Hastings, Selina. Rosamond Lehmann: A Life. London: Chatto and Windus, 2002. A popular biography, emphasizing the events of Lehmann’s life and giving little on her literary output.

Lehmann, John. In My Own Time. Boston: Little, Brown, 1969. Probably the most important source of information on Rosamond Lehmann’s life, consisting of the three volumes of her brother’s memoirs published separately in earlier editions during the 1960s. The description of Rosamond’s childhood is especially revealing. Lehmann includes accounts of his sister’s numerous friendships, ranging from Bernard Berenson to Guy Burgess.

Le Stourgeon, Diana E. Rosamond Lehmann. New York: Twayne, 1969. A standard brief survey of Lehmann’s work, handicapped because it appeared before her brother’s memoirs. Notes her concentration on female characters; males are relegated to minor positions. Conflicts among different generations of women often figure at the center of Lehmann’s novels, which are reviewed in detail. Includes a bibliography of criticism of Lehmann with skimpy annotations.

Siegel, Ruth. Rosamond Lehmann: A Thirties Writer.
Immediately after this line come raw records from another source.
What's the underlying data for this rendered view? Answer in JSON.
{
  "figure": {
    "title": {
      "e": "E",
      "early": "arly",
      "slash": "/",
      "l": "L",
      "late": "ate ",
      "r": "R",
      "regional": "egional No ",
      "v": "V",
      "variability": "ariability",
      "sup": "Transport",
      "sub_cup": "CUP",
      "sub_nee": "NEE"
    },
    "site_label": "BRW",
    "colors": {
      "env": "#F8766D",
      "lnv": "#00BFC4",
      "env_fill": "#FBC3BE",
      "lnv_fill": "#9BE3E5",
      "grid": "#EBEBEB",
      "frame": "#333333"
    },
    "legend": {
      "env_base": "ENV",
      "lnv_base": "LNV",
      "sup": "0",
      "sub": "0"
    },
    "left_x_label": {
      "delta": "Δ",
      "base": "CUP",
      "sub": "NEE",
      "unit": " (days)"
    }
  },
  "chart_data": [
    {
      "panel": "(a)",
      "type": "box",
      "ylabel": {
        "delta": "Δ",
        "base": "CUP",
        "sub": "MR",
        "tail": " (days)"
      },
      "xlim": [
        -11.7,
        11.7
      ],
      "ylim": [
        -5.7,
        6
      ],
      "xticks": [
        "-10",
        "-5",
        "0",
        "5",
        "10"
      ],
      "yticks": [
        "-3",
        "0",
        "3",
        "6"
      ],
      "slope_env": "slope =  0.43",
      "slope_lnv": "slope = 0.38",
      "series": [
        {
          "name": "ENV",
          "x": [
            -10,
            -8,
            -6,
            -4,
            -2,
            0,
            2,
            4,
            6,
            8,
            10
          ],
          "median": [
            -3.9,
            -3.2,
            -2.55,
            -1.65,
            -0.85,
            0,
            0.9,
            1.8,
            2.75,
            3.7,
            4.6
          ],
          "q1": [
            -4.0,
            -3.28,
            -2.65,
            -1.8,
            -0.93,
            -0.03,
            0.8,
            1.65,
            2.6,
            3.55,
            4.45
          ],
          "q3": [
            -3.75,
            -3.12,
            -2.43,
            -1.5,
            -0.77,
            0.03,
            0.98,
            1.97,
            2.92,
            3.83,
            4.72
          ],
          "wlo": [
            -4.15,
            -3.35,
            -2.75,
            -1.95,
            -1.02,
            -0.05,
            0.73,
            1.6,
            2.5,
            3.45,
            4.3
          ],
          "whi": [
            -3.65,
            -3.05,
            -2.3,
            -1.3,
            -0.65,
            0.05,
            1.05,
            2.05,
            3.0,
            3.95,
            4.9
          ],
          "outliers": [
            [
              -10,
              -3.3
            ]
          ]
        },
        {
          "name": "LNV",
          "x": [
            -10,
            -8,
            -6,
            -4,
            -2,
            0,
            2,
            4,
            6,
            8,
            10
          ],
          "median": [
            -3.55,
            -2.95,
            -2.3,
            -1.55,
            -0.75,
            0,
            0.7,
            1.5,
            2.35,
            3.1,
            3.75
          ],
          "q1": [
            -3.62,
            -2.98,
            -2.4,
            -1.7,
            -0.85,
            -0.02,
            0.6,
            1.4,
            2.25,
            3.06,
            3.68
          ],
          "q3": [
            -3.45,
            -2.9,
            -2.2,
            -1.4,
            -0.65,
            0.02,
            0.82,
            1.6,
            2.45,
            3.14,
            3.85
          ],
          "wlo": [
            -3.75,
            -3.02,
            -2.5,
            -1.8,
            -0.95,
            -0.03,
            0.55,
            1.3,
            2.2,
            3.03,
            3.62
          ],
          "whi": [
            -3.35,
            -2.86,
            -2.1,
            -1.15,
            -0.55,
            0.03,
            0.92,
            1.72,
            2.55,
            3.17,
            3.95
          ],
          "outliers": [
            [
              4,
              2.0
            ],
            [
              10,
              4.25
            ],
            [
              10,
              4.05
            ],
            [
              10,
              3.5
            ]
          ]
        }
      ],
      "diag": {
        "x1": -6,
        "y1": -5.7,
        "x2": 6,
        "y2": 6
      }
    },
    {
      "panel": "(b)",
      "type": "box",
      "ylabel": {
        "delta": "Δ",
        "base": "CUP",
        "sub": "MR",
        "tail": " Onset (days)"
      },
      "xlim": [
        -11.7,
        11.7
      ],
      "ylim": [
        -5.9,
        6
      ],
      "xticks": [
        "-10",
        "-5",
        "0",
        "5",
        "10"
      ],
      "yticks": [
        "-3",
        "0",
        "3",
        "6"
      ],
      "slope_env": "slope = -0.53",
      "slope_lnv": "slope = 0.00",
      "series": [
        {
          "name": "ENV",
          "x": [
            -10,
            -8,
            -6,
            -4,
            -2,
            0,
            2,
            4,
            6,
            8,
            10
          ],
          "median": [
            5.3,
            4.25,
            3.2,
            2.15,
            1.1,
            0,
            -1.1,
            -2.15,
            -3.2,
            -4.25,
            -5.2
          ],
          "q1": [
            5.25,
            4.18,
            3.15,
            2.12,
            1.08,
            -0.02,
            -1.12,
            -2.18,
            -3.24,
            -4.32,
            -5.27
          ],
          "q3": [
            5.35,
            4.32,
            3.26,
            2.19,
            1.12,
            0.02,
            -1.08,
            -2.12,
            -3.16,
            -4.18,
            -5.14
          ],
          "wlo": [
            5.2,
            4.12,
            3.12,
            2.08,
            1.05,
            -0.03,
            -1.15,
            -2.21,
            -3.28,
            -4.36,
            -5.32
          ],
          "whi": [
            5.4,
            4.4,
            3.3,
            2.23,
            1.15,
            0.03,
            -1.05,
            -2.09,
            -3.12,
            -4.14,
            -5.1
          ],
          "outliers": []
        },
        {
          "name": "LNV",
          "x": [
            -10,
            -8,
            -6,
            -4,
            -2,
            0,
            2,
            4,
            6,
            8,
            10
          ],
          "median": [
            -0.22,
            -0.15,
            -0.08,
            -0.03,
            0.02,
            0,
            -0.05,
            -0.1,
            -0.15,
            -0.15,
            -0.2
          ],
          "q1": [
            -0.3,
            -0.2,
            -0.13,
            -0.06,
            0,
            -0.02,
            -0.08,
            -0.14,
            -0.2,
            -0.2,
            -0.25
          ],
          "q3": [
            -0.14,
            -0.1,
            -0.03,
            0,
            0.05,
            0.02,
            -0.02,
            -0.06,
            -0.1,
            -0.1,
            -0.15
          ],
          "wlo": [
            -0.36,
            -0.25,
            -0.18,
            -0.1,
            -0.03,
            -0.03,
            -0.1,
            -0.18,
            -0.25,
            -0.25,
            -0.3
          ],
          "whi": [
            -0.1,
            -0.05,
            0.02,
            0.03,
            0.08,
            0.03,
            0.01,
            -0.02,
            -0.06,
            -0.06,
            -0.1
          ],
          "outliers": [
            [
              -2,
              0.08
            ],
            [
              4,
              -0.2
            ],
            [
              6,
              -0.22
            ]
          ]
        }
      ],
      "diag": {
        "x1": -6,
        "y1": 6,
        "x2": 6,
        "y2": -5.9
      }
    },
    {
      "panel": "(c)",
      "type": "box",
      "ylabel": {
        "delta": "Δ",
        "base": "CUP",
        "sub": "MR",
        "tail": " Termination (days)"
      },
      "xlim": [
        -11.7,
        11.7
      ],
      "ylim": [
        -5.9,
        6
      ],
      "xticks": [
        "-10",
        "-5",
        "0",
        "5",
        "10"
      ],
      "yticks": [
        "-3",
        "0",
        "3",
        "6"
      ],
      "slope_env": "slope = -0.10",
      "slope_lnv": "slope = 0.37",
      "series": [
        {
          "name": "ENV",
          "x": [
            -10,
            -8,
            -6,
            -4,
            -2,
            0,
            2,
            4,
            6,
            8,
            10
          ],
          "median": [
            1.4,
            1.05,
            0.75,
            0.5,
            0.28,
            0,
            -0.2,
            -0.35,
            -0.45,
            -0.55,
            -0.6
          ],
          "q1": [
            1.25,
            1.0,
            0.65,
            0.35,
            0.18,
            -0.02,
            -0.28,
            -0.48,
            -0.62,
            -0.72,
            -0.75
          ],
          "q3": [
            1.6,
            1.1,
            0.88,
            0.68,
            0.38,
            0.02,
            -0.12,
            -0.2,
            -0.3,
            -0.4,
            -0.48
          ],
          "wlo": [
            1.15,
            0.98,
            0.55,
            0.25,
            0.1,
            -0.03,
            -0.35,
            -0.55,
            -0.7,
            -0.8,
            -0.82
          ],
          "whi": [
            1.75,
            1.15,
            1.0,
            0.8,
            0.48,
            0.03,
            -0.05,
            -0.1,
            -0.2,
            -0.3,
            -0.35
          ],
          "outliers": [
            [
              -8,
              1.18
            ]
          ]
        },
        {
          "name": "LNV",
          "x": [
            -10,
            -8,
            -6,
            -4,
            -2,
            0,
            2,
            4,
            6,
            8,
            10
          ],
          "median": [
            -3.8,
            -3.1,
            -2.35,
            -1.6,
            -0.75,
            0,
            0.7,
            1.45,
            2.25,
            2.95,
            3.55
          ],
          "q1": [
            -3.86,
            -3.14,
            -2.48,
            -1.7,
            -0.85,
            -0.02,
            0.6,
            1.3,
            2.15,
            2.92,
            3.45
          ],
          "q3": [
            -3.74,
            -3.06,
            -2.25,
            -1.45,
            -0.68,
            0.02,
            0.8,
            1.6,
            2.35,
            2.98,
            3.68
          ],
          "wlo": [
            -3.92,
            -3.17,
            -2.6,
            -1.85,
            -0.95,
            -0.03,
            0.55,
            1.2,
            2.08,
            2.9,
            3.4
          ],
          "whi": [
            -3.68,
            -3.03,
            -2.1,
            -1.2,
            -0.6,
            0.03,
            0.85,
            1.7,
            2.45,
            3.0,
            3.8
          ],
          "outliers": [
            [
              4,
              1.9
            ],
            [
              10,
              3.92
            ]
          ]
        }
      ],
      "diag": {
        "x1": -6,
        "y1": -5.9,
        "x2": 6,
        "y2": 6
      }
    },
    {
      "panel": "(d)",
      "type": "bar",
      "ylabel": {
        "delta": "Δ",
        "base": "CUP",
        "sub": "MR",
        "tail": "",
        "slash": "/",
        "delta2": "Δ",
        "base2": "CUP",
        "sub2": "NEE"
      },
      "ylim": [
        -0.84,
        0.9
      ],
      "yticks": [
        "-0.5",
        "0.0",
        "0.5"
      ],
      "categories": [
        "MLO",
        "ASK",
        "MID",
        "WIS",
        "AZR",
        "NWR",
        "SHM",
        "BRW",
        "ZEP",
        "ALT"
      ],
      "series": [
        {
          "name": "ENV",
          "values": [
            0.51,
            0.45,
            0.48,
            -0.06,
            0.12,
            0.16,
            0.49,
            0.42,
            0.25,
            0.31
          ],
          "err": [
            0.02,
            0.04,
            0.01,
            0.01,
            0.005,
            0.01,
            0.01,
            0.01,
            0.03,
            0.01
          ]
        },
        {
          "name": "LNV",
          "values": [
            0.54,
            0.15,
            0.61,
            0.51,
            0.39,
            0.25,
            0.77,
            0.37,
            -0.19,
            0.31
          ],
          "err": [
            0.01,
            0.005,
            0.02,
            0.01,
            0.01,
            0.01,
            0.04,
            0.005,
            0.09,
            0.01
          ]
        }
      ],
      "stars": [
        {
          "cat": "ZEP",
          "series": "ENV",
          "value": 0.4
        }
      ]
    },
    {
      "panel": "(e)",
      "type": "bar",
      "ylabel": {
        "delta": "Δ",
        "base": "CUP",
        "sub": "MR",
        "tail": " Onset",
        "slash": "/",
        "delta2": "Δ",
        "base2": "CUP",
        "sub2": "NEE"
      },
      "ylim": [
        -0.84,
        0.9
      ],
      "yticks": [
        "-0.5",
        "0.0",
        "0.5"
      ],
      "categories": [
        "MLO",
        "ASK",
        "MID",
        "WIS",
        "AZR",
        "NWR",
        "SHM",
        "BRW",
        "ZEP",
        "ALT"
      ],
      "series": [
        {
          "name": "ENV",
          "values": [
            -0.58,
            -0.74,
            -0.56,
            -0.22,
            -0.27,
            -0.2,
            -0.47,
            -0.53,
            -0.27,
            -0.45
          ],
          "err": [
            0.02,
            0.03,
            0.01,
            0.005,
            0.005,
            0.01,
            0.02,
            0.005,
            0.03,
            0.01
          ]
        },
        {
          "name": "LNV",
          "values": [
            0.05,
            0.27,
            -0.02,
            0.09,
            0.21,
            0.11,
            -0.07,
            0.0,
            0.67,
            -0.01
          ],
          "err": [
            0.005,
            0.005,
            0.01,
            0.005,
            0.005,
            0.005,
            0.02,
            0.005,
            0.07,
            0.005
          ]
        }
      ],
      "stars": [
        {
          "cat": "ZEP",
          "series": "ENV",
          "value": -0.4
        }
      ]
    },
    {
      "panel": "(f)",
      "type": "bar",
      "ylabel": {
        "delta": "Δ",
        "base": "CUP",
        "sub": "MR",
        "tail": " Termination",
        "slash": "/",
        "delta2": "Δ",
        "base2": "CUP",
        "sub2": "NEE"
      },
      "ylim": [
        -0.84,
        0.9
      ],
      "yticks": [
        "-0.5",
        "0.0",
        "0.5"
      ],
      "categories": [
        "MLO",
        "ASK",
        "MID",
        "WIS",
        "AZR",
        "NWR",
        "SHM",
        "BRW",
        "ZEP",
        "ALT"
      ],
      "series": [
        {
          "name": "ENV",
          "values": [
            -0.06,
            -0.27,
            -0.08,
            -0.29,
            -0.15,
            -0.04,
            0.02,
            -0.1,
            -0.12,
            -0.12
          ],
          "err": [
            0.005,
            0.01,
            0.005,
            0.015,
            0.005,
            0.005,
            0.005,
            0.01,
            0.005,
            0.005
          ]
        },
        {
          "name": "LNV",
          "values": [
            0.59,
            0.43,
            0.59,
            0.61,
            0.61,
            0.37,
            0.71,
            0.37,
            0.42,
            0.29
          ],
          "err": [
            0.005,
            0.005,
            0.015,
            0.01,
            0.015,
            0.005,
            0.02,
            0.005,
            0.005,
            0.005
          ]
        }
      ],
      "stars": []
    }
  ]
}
New York: Peter Lang, 1989. The first two chapters provide a grounding in Lehmann’s life and the sources of her fiction. Subsequent chapters deal with her major novels. Includes family tree, notes, and bibliography.

Simons, Judy. Rosamond Lehmann. New York: St. Martin’s Press, 1992. Chapters on Lehmann’s life and background, women and modernism, the early novels, and realism. Separate chapters on Invitation to the Waltz, The Weather in the Streets, and The Ballad and the Source. One chapter on later works. Includes notes and bibliography.

Tindall, Gillian. Rosamond Lehmann: An Appreciation. London: Chatto and Windus, 1985. The most comprehensive critical study. Behind the surface readability of her novels, Lehmann is a "deep writer" who writes frequently of death, trying to puzzle out its meaning. Abortion and the death of the very young, in particular, figure often in her novels, as does rivalry between children and parents and relations between sisters. Discusses each of the novels, and many of the short stories, in elaborate detail. Contains no footnotes or index.